Estate 2026, il vino si beve al mare

L’enoturismo entra nella vacanza balneare. Secondo il rapporto “Gli italiani e le esperienze enoturistiche”, curato da Roberta Garibaldi con Ascovilo e The Data Appeal Company, le mete del vino più desiderate dagli italiani sono Cinque Terre e Salento, entrambe al 20%, seguite dal Chianti (19%), dalla Costiera Amalfitana e dall’Etna (18%).
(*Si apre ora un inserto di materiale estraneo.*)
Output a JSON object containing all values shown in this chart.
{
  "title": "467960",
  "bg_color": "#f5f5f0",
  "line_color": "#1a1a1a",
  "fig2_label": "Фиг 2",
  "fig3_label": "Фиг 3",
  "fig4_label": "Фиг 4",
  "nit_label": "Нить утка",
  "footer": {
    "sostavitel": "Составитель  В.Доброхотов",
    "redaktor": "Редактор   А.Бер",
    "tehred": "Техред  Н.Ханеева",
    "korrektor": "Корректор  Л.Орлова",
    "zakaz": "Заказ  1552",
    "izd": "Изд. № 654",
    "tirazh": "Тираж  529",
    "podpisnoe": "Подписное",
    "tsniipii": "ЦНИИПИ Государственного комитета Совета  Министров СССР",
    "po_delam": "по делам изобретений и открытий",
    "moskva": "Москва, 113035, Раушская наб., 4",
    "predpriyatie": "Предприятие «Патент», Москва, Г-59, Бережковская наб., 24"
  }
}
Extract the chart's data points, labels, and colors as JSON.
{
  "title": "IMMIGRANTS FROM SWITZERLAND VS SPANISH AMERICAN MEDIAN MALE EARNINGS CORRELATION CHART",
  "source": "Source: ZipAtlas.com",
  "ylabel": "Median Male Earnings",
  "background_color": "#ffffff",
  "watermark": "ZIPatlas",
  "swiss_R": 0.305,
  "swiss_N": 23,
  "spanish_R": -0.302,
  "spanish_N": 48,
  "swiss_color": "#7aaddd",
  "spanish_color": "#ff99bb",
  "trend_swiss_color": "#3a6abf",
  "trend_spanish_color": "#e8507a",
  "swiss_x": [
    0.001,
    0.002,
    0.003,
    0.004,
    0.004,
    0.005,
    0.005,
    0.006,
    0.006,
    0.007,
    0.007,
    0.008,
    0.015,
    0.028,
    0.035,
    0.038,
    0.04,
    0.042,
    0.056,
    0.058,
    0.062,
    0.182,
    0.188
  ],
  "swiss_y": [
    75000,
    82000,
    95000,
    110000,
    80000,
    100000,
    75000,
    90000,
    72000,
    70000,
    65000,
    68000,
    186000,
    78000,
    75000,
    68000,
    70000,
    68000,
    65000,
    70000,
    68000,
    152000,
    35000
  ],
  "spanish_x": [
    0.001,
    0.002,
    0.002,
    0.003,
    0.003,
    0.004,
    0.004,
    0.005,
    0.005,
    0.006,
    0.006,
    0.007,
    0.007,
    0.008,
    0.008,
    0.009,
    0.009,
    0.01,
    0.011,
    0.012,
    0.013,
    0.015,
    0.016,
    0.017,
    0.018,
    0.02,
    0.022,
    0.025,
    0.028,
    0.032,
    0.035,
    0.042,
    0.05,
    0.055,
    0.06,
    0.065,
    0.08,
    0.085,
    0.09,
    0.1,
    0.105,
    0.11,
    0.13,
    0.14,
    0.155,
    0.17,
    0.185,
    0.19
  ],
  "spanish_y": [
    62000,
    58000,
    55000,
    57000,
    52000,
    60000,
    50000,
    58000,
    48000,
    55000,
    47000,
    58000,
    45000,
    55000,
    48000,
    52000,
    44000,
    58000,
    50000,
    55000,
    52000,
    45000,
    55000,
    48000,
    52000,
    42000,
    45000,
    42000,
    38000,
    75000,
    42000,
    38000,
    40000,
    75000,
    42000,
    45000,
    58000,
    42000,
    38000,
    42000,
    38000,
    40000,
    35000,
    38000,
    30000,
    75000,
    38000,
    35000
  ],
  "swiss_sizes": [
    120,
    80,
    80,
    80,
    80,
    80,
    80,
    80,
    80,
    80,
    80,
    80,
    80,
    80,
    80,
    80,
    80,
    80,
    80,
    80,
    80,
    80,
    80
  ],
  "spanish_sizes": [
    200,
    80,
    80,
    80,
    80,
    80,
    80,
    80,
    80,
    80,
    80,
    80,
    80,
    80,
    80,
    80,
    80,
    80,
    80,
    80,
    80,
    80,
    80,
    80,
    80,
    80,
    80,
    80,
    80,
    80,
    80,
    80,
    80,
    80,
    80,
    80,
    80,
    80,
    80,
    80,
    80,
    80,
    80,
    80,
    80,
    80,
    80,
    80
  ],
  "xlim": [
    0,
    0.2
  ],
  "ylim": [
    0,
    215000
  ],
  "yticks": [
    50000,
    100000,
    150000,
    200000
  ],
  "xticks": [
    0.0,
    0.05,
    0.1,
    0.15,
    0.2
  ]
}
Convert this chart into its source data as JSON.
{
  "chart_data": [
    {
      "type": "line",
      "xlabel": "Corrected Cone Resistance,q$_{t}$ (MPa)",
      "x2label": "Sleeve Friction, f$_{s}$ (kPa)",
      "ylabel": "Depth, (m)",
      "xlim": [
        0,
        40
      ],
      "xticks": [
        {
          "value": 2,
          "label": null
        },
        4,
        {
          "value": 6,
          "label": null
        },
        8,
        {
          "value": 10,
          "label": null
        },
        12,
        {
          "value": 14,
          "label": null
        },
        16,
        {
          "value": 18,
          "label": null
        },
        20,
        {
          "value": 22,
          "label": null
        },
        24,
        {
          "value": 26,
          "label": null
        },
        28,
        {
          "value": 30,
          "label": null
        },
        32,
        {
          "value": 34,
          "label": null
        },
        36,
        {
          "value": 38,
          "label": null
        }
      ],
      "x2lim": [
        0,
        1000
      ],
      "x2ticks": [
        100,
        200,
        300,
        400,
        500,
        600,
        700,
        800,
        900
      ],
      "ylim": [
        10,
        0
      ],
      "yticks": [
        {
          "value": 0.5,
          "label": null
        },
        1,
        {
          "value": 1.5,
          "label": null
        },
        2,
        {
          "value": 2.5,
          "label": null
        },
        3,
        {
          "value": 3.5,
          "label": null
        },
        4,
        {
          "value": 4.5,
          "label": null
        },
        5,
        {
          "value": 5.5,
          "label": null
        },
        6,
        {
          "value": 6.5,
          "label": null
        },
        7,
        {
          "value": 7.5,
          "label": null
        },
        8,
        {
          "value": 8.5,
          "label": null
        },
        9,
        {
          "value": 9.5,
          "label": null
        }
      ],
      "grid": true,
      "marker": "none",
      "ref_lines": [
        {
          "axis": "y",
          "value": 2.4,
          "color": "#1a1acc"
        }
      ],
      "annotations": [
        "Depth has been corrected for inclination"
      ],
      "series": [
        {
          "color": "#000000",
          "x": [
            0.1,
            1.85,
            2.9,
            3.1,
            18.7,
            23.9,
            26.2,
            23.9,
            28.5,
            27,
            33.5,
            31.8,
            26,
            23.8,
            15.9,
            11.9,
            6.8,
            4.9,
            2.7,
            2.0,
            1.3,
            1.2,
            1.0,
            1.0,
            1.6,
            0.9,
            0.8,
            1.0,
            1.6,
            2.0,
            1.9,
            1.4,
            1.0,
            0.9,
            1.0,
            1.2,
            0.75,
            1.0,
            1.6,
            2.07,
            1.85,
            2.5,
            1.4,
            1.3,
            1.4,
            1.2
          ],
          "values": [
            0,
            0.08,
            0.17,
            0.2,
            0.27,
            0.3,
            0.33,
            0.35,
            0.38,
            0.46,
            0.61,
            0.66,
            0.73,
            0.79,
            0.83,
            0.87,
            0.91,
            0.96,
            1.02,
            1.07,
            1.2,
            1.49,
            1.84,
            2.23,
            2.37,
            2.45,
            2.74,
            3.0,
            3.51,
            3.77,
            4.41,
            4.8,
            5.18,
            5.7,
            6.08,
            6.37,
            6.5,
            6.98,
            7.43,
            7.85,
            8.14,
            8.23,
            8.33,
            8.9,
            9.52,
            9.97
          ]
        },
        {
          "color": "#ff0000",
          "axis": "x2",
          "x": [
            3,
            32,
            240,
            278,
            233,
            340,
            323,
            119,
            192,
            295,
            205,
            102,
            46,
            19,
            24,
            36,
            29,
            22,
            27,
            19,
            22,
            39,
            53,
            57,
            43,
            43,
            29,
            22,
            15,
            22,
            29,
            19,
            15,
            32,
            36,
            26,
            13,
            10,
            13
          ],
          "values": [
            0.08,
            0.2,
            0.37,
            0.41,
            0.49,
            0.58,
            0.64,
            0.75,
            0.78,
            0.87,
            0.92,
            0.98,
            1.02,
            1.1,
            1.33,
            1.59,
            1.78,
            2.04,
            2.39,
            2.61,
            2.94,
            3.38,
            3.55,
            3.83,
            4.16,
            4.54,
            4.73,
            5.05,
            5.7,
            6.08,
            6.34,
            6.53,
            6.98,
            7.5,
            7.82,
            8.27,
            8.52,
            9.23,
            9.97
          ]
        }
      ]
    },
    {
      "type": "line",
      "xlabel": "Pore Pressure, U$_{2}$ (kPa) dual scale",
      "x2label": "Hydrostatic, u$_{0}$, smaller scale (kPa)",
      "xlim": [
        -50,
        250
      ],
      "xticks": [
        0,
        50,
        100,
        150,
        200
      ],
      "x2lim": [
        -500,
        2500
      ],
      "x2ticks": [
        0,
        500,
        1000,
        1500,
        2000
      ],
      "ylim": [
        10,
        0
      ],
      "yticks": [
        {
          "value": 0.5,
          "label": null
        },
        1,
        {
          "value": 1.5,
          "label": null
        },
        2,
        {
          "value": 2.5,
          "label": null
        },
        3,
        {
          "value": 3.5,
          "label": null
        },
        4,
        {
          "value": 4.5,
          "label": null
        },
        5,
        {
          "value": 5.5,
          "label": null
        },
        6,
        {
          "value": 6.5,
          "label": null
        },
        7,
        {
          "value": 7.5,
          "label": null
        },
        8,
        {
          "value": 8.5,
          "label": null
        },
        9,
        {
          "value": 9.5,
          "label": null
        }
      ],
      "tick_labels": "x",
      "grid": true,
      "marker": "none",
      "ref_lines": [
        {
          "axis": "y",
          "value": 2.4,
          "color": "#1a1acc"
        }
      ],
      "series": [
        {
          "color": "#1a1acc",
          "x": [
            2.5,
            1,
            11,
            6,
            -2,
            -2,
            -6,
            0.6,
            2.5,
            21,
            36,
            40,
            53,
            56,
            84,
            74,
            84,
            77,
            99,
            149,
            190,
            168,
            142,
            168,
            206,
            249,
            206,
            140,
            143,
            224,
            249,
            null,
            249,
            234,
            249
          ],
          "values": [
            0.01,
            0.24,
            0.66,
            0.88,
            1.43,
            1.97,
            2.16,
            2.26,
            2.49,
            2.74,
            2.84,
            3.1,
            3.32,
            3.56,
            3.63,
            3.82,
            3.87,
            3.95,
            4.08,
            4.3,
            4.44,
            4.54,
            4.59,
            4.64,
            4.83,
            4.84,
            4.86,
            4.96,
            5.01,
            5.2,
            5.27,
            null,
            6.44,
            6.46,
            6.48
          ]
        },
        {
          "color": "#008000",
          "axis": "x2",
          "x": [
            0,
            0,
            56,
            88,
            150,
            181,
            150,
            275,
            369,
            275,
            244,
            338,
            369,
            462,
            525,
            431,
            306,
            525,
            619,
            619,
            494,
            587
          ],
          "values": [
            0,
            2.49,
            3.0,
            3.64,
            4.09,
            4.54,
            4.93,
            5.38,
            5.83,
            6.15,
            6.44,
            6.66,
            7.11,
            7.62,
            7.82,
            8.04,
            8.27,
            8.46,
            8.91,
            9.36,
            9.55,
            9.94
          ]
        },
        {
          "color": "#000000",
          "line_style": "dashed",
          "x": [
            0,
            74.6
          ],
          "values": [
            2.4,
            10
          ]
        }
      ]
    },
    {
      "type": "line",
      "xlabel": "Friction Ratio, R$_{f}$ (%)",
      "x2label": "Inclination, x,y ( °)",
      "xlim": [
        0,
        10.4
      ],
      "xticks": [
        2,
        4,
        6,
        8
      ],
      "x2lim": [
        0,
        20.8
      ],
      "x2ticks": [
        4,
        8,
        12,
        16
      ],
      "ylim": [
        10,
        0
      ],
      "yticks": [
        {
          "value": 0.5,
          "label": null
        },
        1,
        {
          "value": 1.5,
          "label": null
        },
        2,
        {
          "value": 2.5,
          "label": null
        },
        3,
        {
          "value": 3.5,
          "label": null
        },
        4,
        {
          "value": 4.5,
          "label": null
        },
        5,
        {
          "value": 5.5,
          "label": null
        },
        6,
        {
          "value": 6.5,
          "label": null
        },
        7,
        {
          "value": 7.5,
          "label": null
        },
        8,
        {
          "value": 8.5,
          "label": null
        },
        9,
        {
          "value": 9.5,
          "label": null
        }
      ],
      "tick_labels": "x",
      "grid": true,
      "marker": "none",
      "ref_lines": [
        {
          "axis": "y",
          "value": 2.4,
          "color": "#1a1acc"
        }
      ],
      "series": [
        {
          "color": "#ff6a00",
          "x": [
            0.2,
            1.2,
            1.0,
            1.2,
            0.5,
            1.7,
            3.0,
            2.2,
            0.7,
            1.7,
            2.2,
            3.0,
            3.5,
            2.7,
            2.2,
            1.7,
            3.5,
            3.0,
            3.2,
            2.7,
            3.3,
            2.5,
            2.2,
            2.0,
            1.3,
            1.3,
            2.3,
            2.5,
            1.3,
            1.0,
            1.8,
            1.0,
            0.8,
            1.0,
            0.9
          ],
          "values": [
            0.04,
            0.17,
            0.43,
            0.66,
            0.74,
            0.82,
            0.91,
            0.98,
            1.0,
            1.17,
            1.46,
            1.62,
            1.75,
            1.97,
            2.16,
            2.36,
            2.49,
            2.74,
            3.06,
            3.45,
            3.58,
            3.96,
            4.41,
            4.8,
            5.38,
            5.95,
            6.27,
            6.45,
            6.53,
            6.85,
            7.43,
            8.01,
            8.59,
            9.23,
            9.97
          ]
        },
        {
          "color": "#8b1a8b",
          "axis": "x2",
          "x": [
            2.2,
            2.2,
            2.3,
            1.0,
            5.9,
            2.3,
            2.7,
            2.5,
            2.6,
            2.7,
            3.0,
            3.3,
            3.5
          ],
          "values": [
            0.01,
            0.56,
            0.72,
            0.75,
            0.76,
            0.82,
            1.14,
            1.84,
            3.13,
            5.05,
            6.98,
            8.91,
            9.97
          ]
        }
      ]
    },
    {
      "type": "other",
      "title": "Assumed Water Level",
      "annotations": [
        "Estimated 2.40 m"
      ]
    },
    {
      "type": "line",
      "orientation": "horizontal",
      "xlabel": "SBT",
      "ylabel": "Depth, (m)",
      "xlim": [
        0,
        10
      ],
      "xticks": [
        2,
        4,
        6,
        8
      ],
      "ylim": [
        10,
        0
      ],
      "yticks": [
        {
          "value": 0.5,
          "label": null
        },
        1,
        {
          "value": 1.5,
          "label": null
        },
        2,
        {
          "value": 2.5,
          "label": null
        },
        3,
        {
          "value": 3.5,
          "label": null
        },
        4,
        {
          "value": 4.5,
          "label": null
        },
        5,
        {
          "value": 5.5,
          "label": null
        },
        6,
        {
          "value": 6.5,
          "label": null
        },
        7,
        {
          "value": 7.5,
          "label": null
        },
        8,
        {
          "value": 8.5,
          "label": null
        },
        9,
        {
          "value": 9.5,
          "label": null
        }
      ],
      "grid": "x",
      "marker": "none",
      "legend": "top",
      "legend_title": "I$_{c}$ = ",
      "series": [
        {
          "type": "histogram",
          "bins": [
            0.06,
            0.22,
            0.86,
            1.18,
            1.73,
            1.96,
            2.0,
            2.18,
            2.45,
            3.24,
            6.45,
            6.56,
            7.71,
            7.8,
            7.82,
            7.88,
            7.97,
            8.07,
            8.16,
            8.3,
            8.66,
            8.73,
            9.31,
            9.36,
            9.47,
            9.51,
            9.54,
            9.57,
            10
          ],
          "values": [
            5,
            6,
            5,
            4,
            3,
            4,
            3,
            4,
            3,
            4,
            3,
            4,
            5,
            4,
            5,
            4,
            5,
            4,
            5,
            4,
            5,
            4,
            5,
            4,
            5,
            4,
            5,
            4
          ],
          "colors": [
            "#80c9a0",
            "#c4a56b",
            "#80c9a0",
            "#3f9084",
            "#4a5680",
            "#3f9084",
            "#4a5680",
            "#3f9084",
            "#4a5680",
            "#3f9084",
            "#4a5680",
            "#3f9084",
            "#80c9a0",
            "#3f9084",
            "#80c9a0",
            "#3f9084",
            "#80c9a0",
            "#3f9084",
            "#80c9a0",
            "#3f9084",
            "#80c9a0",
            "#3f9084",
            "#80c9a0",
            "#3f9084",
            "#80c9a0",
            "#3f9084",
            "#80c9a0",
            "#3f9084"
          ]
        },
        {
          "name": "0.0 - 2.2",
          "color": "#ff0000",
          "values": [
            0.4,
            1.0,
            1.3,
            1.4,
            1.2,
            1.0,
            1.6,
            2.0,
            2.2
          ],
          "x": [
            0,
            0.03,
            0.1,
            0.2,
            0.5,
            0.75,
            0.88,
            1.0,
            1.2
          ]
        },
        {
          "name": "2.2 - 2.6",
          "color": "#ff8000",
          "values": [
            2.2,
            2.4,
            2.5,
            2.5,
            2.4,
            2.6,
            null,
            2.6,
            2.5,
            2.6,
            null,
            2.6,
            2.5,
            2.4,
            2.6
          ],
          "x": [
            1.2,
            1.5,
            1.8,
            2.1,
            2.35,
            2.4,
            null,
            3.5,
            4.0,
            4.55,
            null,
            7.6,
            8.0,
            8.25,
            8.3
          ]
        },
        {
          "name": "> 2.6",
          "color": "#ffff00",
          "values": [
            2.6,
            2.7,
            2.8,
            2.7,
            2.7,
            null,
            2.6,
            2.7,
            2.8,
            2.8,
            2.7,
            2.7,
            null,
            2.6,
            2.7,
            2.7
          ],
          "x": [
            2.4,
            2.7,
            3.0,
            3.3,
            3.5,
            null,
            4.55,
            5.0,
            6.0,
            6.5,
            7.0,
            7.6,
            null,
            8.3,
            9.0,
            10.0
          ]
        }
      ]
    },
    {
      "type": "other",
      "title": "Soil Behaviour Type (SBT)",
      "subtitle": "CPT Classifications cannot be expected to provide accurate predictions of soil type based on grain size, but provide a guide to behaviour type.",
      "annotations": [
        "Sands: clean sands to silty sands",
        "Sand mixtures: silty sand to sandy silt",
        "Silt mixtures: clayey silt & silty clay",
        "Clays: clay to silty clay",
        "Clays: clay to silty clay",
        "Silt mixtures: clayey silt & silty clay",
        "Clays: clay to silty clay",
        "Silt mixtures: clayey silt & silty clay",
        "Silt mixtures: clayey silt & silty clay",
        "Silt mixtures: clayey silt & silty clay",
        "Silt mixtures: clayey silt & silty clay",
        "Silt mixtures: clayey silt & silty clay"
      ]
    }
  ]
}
Quattro delle prime cinque sono costiere o vicine al mare.

La platea del turismo enogastronomico è stimata in 18 milioni di italiani, 4,5 milioni in più rispetto al 2024. E cambia il criterio di scelta: nella selezione della singola cantina la bellezza del paesaggio rurale pesa per il 73%, davanti al rapporto qualità-prezzo (72%) e alla prossimità (63%). Qualità e notorietà dei vini si fermano al 60%.

Cresce il consumo esperienziale: le degustazioni in cantina hanno coinvolto il 64% dei turisti contro il 49% del 2024, le visite sono passate dal 32% al 46%. Il 16% ha partecipato a una degustazione al tramonto tra i vigneti, il 10% a una cena a lume di candela tra i filari.

Il conto economico premia l’integrazione: ogni presenza enogastronomica genera 151,7 euro di valore aggiunto contro i 128,2 del turismo esclusivamente balneare, il 18% in più. Restano i nodi. Il prezzo è la prima barriera alla visita (63%), seguito dalla mancanza di informazioni chiare su orari e costi (58%). E il sentiment digitale, guidato da Langhe-Barolo con 89,7 punti su 100, si abbassa proprio in agosto, il mese di maggiore affluenza.